Protecting Privacy with NO Privacy

A concerning CBC news report suggests that there is a spike of health care privacy breaches in Alberta:
As the text of the article clarifies, the spike is actually of reports of possible issues that are submitted to the Office of the Information and Privacy Commissioner (OIPC). New legislation mandates reporting all incidents to the OIPC. This, understandably, has increased the number of events that get reported this way (most are already managed). Not all events turn out to be genuine breaches.
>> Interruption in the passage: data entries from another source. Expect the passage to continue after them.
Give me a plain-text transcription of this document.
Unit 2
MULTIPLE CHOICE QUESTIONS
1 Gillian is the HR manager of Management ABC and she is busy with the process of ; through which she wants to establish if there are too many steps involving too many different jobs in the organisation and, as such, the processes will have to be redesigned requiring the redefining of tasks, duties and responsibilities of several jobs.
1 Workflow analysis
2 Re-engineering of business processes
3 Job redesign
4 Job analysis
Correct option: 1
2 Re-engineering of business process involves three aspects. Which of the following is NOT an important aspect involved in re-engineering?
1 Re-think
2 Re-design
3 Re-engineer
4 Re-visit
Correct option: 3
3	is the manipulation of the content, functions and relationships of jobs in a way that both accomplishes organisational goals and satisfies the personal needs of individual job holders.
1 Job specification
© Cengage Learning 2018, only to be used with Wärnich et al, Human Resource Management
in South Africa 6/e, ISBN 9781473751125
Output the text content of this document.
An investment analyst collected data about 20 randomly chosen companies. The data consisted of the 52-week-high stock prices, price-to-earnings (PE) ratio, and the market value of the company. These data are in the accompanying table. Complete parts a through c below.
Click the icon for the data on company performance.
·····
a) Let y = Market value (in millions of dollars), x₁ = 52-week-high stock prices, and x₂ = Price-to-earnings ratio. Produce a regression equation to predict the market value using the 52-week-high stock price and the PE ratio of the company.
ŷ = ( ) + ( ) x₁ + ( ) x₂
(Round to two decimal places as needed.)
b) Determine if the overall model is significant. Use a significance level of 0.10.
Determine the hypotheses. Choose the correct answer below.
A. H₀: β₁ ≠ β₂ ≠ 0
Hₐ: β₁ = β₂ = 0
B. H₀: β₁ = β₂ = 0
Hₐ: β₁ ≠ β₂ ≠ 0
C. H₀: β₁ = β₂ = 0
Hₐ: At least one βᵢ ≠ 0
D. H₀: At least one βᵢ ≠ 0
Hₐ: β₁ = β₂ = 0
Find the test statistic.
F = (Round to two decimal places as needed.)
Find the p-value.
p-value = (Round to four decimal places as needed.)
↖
This article, like others, can raise public concern about the Connect Care clinical information system (CIS). The CIS will have provincial spread. Are we exposing patients to greater privacy or security risks? 

The evidence says "No". Responsibly managed health information systems dramatically decrease privacy risks over the paper-based systems they replace. Access is more difficult. Audit trails record all chart openings, user activity and attempts to alter the record. Data backups are more robust. Data exchanges are monitored. The encryption and communication tools are vastly more secure than the telephone, fax and printed materials replaced. What does increase is visibility... giving the false impression that privacy threats increase. In fact, true breaches decrease.

What are we doing to ensure the very best protections for our Connect Care patients? 

First, we are making sure that we leverage everything technology can do for us. Connect Care manages security right down to individual chart elements, with more protections, more validations and more accountability than any prior system. 

Second, we are being realistic about technology. The greatest threat to privacy is the grey stuff between two ears... neurons, not networks. No existing technology can fully compensate for privacy illiteracy, negligence or willful access misuse. We have implemented a privacy awareness program that is about understanding, behavior and personal accountability. Everyone must complete this. And we continually reinforce.

Third, we protect patient privacy with lack of physician privacy. Everything physicians do is monitored in Connect Care. The fidelity of auditing is far greater than before. Our capacity to rapidly detect potential problems is enhanced with software that continually monitors patterns and behaviors. This is reasonable. As practitioners, we've never been entitled to hide within legal records of care. 

Again, the evidence is clear. Effective education combined with surveillance, feedback and action has the greatest impact on privacy protection.